Leta Woloshuk, part of the popular musical duo The Urban Gypsies of Florida, passed away May 21, just one day after her 46th birthday, after a battle with breast cancer.
Life partner and fellow musician, Barney Waterbury, held and sang to her for 52 hours before her passing.
“I think she was this wild mare. She was an adventurer, never afraid of anything,” Waterbury said. “I called her ‘The Lovely Leta.”
Characteristically, Leta blew into St. Petersburg from Santa Fe, New Mexico during the middle of a Florida hurricane in 1998.
“Leta came to Florida for her; she stayed for her too,” Waterbury said.
She was 24, and spending her last $20 on drums in a Madeira Beach coffee shop, when she ran into Waterbury. For that 1990s weekend, the two danced, drummed and sailed Waterbury’s 32-foot sailboat into what he calls “the middle of nowhere,” during the “summer of love.”
In reality, it was the Gulf of Mexico during a storm, and the two ended up spending 18 days on the water.
“Ever since, we never left each other’s side,” Waterbury said. “She was a desert rat – couldn’t swim – but we fell in love.”
The sailboat, now weathered with age, is being fixed up and renamed.
“The Lovely Leta” is Waterbury’s first choice.

The Gulfport Years
The Urban Gypsies of Florida started in 1997 as an entanglement of seven music makers – mostly young people vying for a connection with music on the stage.
By 2021, the group had evolved to be Waterbury and Woloshuk, mainly singing songs the couple wrote together.
Wherever they were, often recently at The North End Taphouse or other free-spirited local pub, people listened to their folksy sound and original songs about suitcases or childhood memories.
When she wasn’t performing, Leta was healing people, either with her hands or her words.
“I would always say, ‘What Would Leta Do?’” Waterbury recalls. “She had like a book of sayings….I remember I was being hateful to her one day, as men can be, and she said ‘What comes out of the mouth comes out of the heart,’ and I remember how much that hit me.”
The Santa Fe native wore bohemian clothing, long skirts, and her heart on her sleeve.

Lovely Leta Lives On
In Waterbury’s words, “people have to get real jobs eventually.”
So did the Urban Gypsies.
Woloshuk too, grew up, and eventually she and her partner bought a house, built on the same property as her healing business, The Art of Massage.
“She was a healer, a fixer – all she wanted was to help people get better,” Waterbury said.
There, Woloshuk was only able to complete three massages before she was diagnosed with breast cancer.
“She was a force to be reckoned with,” said 17-year-old Isabella Kontrick, whose mother worked with Woloshuk as a masseuse. “Everyone who interacted with her wanted to be better; she made me see things about myself that I didn’t know.”

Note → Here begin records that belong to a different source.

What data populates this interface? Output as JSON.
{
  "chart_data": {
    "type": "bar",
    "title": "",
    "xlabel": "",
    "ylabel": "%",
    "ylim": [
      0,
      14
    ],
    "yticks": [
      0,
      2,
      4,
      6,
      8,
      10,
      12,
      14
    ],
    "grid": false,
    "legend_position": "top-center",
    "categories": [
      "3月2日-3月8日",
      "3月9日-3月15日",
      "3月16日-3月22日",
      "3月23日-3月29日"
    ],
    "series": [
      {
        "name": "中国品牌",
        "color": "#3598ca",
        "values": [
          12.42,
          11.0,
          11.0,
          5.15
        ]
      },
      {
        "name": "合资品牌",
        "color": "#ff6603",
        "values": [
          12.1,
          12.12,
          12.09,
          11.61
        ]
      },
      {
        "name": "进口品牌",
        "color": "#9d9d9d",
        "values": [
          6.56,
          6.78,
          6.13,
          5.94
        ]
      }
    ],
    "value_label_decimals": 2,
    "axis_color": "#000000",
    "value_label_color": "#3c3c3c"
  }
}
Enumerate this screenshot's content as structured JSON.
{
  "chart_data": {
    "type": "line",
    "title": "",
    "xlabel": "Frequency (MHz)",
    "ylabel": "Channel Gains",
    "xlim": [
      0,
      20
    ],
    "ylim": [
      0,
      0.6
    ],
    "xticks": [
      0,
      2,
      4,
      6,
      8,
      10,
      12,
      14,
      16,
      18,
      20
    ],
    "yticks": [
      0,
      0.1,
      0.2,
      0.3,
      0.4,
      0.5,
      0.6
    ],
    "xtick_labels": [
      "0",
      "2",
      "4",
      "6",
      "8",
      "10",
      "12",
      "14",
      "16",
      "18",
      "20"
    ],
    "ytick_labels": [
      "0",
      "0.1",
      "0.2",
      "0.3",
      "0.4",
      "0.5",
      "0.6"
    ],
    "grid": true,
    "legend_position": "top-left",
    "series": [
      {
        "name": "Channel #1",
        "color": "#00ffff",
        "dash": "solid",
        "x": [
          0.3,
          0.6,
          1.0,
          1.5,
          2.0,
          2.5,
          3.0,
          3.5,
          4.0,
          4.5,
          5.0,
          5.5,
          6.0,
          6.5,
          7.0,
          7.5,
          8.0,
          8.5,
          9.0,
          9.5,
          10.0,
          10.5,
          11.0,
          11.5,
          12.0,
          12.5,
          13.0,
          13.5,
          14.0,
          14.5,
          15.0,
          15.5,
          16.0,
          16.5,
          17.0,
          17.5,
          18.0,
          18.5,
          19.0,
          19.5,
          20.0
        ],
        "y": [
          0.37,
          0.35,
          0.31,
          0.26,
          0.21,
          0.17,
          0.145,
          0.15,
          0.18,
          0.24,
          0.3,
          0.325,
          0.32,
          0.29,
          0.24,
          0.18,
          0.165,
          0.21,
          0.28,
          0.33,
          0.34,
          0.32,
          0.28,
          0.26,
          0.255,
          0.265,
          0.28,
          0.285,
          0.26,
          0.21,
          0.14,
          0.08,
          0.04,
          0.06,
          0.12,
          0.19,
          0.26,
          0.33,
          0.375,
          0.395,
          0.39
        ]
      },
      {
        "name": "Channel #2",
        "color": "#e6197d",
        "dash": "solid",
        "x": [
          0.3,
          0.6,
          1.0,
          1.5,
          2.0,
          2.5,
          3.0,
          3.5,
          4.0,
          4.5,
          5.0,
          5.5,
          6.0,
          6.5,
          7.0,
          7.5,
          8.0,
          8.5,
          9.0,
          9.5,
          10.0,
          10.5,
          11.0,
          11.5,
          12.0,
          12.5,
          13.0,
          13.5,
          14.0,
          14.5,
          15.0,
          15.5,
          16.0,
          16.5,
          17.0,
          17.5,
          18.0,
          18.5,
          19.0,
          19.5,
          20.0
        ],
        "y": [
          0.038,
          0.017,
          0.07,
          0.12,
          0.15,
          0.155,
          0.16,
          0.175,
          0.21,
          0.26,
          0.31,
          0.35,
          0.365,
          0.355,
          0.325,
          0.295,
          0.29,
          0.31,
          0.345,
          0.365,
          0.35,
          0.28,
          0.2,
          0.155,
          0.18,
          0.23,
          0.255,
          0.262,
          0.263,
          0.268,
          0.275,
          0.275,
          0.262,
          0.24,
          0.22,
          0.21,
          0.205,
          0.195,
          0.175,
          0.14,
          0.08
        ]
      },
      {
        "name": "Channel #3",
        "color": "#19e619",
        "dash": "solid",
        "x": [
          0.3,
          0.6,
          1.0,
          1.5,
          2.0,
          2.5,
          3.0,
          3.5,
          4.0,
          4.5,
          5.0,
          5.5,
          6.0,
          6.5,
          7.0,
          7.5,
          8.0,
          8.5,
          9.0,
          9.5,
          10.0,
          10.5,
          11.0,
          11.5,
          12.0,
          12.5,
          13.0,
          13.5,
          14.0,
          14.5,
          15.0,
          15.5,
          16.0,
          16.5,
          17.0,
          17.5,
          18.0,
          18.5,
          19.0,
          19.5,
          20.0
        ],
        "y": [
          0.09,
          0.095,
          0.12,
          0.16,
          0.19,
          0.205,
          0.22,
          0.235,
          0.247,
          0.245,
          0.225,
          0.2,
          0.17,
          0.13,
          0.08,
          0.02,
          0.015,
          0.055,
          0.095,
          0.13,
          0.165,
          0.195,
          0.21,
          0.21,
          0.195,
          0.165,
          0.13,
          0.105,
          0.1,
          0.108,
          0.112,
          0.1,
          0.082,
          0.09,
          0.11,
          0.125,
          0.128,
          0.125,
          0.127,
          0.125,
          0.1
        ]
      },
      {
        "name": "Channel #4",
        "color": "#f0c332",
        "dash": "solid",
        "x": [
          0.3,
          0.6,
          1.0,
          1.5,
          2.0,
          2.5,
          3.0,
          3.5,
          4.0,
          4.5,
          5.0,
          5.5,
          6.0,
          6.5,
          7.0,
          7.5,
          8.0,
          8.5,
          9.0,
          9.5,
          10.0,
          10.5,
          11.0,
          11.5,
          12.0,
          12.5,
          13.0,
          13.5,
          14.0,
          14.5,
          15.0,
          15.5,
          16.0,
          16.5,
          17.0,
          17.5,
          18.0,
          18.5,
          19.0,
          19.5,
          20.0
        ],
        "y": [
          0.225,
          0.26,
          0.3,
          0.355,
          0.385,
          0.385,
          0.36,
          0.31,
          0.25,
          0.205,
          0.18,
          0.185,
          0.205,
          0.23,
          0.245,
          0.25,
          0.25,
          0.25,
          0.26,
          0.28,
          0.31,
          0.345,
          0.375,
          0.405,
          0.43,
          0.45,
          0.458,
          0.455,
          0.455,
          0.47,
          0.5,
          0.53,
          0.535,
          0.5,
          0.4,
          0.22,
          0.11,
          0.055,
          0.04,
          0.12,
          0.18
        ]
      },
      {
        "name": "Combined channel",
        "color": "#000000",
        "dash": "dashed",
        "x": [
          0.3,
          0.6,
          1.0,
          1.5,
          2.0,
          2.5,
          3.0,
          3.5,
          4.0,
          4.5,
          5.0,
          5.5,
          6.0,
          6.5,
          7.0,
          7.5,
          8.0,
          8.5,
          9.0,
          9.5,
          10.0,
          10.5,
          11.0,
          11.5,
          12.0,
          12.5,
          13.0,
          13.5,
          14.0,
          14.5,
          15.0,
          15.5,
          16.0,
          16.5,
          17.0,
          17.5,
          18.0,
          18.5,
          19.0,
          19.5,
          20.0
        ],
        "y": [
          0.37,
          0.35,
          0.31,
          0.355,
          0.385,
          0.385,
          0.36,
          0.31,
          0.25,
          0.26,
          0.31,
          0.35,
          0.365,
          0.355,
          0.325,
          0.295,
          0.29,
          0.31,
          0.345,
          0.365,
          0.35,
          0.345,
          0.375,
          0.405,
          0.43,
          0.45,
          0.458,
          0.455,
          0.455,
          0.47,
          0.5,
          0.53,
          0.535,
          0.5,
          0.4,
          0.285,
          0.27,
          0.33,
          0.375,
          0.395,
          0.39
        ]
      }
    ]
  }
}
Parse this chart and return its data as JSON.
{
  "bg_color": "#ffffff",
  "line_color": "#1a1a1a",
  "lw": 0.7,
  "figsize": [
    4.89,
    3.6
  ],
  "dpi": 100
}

Woloshuk and the teenager, who often spent hours at Leta’s home and garden her mother’s work, formed an unlikely bond.
“When the coronavirus hit, my mom was working with her closely, and I would go with my mom to help,” Kontrick said. “I would talk to [Leta] in the garden. She was good at threading in life lessons; she taught me the power of simplicity.
“I’m gonna miss those conversations, and hearing her voice.”
Waterbury plans to have a celebration of her life and spread Leta’s ashes in the future, but not just yet.
“I’m going to wait till I need people the most; right now I’m high on her memory,” Waterbury said. “When people die, everyone shows up, but eventually I’ll be all alone.”